Our Sacred Stories ~ Will Only a Few be Saved: Who’s in and Who’s out?

World Cup Soccer, Major League Baseball or NHL Hockey – It all engage us in competition whether player or fan. It seems we are competitive by nature, by our very humanity. Life sometimes seems all about winning or losing, who’s in and who’s out. Occasionally, in the games of younger players, children, there are coaches who encourage playing for fun. They espouse the recognition that “it is a game and so have fun.”.


Frequently this competitiveness shows up in our faith and relationship with God, both personally and as church. our attitudes and practices sometimes appear marked by a sense of who is “in” and who is “out”. In Luke’s Gospel (Luke 13:22-30) some of Jesus’ followers revealed this sense in the question they posed to their master: “Lord, will only a few be saved?” His response was much broader than they or we are sometimes willing to accept.


At the time of Jesus there was a belief among some Jews that in the age to come all the people of Israel, just because they belonged to Israel, would be seated at God’s table in heaven. Prophets like Jeremiah and Isaiah were not quite so sure. Jesus comes from this prophetic tradition. He sees salvation as open to all peoples. There is no limit, no territorial or cultural boundary to God’s saving love. There is no “in” group and there is no “out” group. What is asked of us all, all humanity is that we respond to a loving gift, entering the relationship that is freely offered as an invitation by God.

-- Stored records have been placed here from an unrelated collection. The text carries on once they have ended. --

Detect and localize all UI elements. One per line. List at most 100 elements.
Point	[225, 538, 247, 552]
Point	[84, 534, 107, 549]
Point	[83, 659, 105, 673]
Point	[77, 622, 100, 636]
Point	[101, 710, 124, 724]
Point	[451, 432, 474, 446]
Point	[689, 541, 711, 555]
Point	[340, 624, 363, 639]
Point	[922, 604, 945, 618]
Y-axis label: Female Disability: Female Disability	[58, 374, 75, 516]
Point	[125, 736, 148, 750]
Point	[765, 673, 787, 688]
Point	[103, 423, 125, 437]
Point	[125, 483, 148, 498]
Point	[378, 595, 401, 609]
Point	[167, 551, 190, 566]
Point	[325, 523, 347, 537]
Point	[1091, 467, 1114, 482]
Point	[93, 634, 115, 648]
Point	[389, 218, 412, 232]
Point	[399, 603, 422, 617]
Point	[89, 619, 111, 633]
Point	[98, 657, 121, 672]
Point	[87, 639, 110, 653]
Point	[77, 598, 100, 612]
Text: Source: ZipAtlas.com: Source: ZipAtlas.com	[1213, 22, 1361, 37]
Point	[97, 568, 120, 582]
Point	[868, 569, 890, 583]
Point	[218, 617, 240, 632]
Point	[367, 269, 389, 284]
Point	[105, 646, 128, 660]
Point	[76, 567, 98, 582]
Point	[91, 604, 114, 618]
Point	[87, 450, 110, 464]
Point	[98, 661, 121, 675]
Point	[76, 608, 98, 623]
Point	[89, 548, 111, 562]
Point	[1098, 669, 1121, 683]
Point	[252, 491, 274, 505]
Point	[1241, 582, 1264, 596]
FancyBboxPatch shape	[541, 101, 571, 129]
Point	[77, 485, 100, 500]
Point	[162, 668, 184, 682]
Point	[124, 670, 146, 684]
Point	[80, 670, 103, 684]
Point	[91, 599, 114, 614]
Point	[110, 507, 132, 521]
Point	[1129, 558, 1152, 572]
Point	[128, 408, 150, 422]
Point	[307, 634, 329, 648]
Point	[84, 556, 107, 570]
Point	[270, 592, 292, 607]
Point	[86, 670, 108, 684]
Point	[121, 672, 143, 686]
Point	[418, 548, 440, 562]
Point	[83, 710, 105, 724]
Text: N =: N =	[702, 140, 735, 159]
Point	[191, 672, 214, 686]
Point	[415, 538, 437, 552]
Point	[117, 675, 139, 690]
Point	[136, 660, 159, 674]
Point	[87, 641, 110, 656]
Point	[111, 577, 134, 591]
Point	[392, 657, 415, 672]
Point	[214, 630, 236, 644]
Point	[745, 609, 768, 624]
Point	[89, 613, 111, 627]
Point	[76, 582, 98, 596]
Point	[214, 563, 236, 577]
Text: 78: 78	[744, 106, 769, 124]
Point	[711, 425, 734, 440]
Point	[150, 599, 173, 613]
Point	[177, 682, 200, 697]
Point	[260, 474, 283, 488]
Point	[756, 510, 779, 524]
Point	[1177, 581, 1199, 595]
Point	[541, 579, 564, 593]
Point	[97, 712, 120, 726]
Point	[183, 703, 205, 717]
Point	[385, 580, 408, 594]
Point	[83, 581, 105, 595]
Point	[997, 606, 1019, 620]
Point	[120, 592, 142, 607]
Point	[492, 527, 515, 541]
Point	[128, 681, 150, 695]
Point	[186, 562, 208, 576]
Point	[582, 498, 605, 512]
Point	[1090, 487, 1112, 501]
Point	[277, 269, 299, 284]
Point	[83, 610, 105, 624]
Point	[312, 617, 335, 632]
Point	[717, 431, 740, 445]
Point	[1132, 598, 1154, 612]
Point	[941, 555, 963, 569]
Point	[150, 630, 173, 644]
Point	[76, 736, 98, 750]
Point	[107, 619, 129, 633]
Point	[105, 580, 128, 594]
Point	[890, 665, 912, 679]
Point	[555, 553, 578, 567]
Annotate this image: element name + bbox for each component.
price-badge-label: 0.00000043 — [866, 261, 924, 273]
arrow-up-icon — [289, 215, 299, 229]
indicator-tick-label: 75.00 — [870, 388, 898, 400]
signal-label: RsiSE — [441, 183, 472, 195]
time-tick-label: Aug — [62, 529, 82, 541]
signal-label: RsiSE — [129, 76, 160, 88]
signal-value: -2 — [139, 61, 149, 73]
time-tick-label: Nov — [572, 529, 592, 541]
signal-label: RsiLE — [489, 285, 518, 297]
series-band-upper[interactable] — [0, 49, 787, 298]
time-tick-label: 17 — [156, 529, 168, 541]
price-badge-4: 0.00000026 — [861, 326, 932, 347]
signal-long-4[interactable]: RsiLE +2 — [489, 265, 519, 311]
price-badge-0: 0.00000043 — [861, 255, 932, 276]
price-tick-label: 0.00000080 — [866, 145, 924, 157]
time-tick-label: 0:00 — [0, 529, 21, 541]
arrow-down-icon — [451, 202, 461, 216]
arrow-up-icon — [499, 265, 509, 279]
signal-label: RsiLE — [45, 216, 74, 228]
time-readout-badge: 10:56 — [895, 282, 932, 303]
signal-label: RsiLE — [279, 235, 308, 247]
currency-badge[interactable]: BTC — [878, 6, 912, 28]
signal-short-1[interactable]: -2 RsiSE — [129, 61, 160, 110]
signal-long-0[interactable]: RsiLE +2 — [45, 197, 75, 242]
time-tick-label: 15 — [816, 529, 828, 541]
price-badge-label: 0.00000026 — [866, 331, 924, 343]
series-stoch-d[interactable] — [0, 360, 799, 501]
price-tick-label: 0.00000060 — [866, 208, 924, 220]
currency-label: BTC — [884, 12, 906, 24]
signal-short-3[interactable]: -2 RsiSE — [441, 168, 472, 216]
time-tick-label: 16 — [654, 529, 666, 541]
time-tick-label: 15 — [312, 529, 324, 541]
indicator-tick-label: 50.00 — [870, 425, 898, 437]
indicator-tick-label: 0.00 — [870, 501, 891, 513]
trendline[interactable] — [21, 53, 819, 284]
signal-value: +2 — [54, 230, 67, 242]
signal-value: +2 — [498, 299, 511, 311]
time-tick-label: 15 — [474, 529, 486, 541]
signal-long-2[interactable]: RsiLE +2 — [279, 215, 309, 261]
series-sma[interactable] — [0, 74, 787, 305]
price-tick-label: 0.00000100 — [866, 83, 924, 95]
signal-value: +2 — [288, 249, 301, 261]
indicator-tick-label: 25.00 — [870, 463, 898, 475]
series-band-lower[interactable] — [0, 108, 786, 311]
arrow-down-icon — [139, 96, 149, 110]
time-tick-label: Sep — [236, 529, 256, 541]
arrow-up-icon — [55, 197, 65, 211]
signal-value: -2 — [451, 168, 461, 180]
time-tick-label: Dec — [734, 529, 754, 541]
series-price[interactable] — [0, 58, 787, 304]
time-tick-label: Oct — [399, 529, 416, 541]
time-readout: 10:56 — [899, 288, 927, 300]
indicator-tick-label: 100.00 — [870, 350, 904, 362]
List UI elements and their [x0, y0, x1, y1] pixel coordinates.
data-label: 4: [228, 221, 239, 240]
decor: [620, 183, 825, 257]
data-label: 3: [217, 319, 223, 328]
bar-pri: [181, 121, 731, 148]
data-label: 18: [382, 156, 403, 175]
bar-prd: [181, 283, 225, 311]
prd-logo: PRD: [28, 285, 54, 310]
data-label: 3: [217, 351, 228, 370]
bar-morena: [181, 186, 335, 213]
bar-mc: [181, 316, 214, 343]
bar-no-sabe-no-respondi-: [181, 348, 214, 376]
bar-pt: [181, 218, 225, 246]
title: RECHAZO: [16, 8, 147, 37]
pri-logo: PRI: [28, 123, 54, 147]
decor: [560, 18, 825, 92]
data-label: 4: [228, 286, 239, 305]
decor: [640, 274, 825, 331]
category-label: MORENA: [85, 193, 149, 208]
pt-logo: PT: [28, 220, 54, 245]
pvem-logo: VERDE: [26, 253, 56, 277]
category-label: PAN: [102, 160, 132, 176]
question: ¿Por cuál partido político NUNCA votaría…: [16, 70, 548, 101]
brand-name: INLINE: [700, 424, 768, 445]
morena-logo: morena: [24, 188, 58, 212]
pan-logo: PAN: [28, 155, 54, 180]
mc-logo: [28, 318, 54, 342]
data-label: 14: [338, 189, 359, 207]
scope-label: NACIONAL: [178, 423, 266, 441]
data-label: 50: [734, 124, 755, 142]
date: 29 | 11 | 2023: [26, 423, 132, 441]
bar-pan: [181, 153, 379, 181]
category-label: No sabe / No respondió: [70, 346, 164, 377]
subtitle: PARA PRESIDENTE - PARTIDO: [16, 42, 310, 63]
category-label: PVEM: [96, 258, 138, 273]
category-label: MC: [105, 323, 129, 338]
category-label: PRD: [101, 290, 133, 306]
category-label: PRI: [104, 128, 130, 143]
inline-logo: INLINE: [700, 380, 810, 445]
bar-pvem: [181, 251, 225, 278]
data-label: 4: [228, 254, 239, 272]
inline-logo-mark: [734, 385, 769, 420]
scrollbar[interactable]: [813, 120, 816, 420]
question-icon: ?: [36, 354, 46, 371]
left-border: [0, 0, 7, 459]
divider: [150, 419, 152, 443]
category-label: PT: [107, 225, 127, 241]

Put in the context of our own age what this means is that we are not saved by being Christian or Catholic. Nor is anyone damned by not being Christian or Catholic. Salvation means much more than simply being part of the “in” group. It is, as the prophets of the Old Testament proclaimed and as the Incarnation revealed a process of accepting/acknowledging the gift of God’s love for all.


Jesus expresses this process with the words “Strive to enter by the narrow door.” Merely being from an “in” group, a Christian, a Catholic, a member of Israel, does not bring salvation. The whole mission and message of Jesus helps us to see what it is that brings salvation. Will there be many or will there be few saved is not the point. What is important is the process of transformation that brings about a change of heart for us. That change of heart is our response to God’s loving invitation.


Salvation, is not about who we know. It is about who we are. For Christians there needs to be a spiritual link between Jesus and ourselves and a transformation into the person that is in the image of Jesus. But not everyone is a follower of Jesus.


God’s love is broad and all encompassing and there are many routes to such a transformation. Each route is the experience of a love relationship, a bonding. It involves a gradual turning of our heart toward God. But it involves more. Such a transformation means a cooperation with the divine Spirit leading us to love all peoples, for God’s love is for all humanity, not a few. It is God, who in love breathed life into all creation. That breath of the Spirit comes to all.


Humanity’s response to God love is a transformation that takes us through the “narrow door” of centering our heart on the love of God and neighbour. This conversion is a life-long process of striving to love and it touches all aspects of our lives and experience. Salvation ultimately will come with the surrender of our very selves to live as we have discovered in Jesus – fully centered on love of God and all that God has created.